Second, there’s profile. If you’re looking for a bourbon with a distinctive oak presence, yet not too heavy on the char, Master’s Keep 17 more than delivers. With each nose and sip you’ll find perfume-like traits – almost incense-esque. While core bourbon notes like vanilla and caramel are present, they’re not at all your run-of-the-mill sweeter variety (quite the opposite, really). The vanilla is darker, more true to vanilla bean, and the caramel has a toasted, almost smoky aspect. As for the supportive notes like citrus and herbal spice, they’re not entirely sweet either, but they offer enough contrast to set them apart from the heady, woodier notes.

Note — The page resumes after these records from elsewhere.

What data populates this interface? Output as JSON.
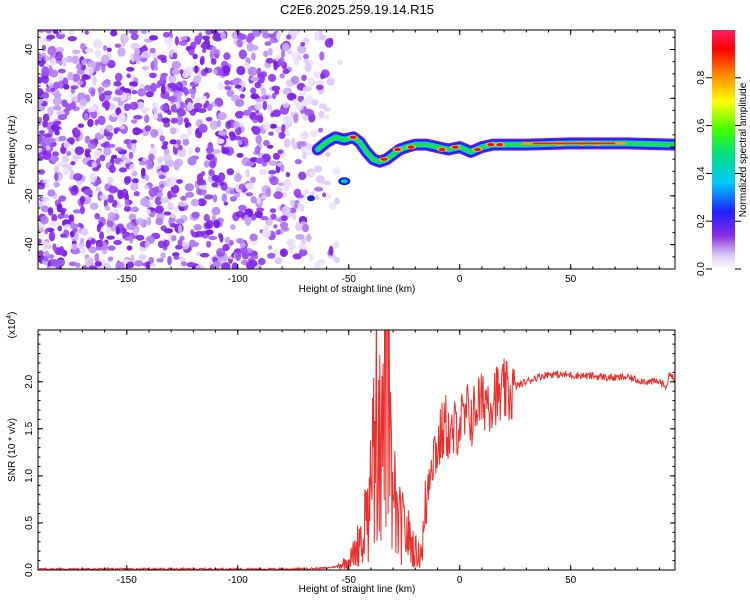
{
  "title": "C2E6.2025.259.19.14.R15",
  "chart_data": [
    {
      "type": "heatmap",
      "xlabel": "Height of straight line (km)",
      "ylabel": "Frequency (Hz)",
      "xlim": [
        -190,
        97
      ],
      "ylim": [
        -50,
        48
      ],
      "xticks": [
        -150,
        -100,
        -50,
        0,
        50
      ],
      "yticks": [
        -40,
        -20,
        0,
        20,
        40
      ],
      "colorbar": {
        "label": "Normalized spectral amplitude",
        "range": [
          0,
          1
        ],
        "ticks": [
          "0.0",
          "0.2",
          "0.4",
          "0.6",
          "0.8"
        ],
        "colormap": "rainbow (purple to red)"
      },
      "noise_region_x": [
        -190,
        -55
      ],
      "ridge": [
        [
          -64,
          -1
        ],
        [
          -60,
          2
        ],
        [
          -56,
          4
        ],
        [
          -52,
          3
        ],
        [
          -48,
          4
        ],
        [
          -45,
          2
        ],
        [
          -42,
          -2
        ],
        [
          -39,
          -5
        ],
        [
          -36,
          -6
        ],
        [
          -33,
          -5
        ],
        [
          -30,
          -3
        ],
        [
          -27,
          -1
        ],
        [
          -24,
          0
        ],
        [
          -20,
          1
        ],
        [
          -15,
          1
        ],
        [
          -10,
          0
        ],
        [
          -5,
          -1
        ],
        [
          0,
          0
        ],
        [
          5,
          -2
        ],
        [
          10,
          0
        ],
        [
          15,
          1
        ],
        [
          20,
          1
        ],
        [
          30,
          1
        ],
        [
          50,
          1.5
        ],
        [
          75,
          1.5
        ],
        [
          97,
          1
        ]
      ]
    },
    {
      "type": "line",
      "xlabel": "Height of straight line (km)",
      "ylabel": "SNR (10 * v/v)",
      "yscale_note": "(x10^4)",
      "xlim": [
        -190,
        97
      ],
      "ylim": [
        0,
        2.55
      ],
      "xticks": [
        -150,
        -100,
        -50,
        0,
        50
      ],
      "yticks": [
        "0.0",
        "0.5",
        "1.0",
        "1.5",
        "2.0"
      ],
      "color": "#e8302e",
      "series": [
        {
          "x": [
            -190,
            -150,
            -100,
            -75,
            -60,
            -55,
            -50,
            -47,
            -44,
            -42,
            -40,
            -38,
            -36,
            -35,
            -34,
            -33,
            -32,
            -31,
            -30,
            -29,
            -28,
            -26,
            -24,
            -22,
            -20,
            -18,
            -16,
            -15,
            -14,
            -13,
            -12,
            -10,
            -8,
            -6,
            -4,
            -2,
            0,
            2,
            4,
            6,
            8,
            10,
            12,
            14,
            16,
            18,
            20,
            22,
            25,
            30,
            35,
            40,
            50,
            60,
            70,
            75,
            80,
            85,
            90,
            93,
            95,
            97
          ],
          "y": [
            0.01,
            0.01,
            0.01,
            0.01,
            0.02,
            0.04,
            0.1,
            0.2,
            0.4,
            0.6,
            0.8,
            1.5,
            1.95,
            1.2,
            2.1,
            2.5,
            1.6,
            0.9,
            0.6,
            0.8,
            0.5,
            0.45,
            0.4,
            0.3,
            0.2,
            0.15,
            0.4,
            0.7,
            1.0,
            1.2,
            1.25,
            1.3,
            1.45,
            1.55,
            1.35,
            1.5,
            1.6,
            1.55,
            1.7,
            1.6,
            1.8,
            1.75,
            1.85,
            1.8,
            1.9,
            1.8,
            1.9,
            1.85,
            1.95,
            2.0,
            2.05,
            2.08,
            2.07,
            2.06,
            2.04,
            2.05,
            2.02,
            2.0,
            2.0,
            1.95,
            2.1,
            2.0
          ]
        }
      ]
    }
  ]
}
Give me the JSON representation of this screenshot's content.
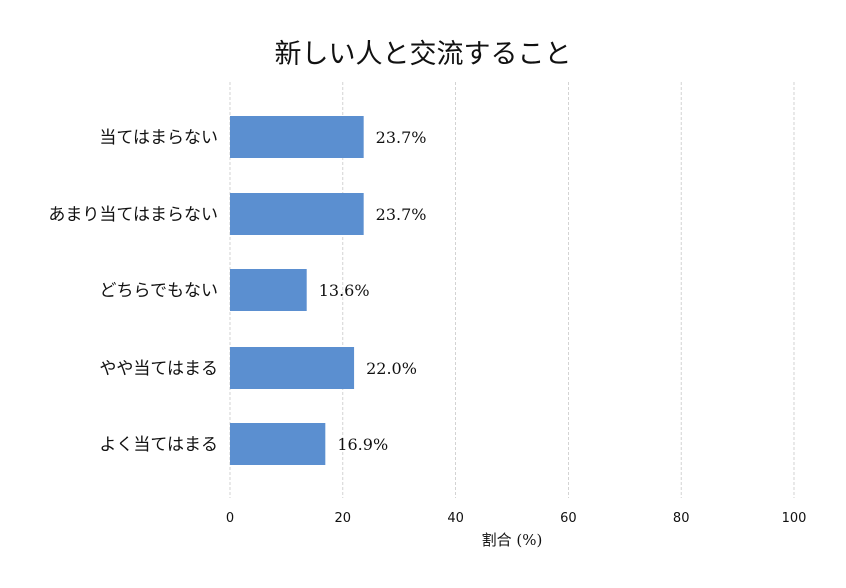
{
  "chart_data": {
    "type": "bar",
    "orientation": "horizontal",
    "title": "新しい人と交流すること",
    "xlabel": "割合 (%)",
    "ylabel": "",
    "categories": [
      "当てはまらない",
      "あまり当てはまらない",
      "どちらでもない",
      "やや当てはまる",
      "よく当てはまる"
    ],
    "values": [
      23.7,
      23.7,
      13.6,
      22.0,
      16.9
    ],
    "value_labels": [
      "23.7%",
      "23.7%",
      "13.6%",
      "22.0%",
      "16.9%"
    ],
    "xlim": [
      0,
      100
    ],
    "xticks": [
      "0",
      "20",
      "40",
      "60",
      "80",
      "100"
    ],
    "grid": "vertical dashed",
    "bar_color": "#5b8fd0"
  }
}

Finally, let’s talk about how this one ranks in consideration of my former review from 2016. I’ll have to admit, I appreciate Master’s Keep 17 … well, about the same. It’s a special whiskey, no doubt. In fact, if you’re looking for a bourbon that you can spend well over an hour simply nosing, this is the one. I’m getting more complexity in terms of pulling out notes now, but that’s probably just me. A lot can happen in the span of four or five years (case in point). Yet all said and done, I wouldn’t rate Master’s Keep 17 any higher or lower. It’s an excellent expression, and as such, I’m glad it’s the first limited edition bearing Eddie Russell’s name. A profound whiskey from an equally profound master distiller. Cheers!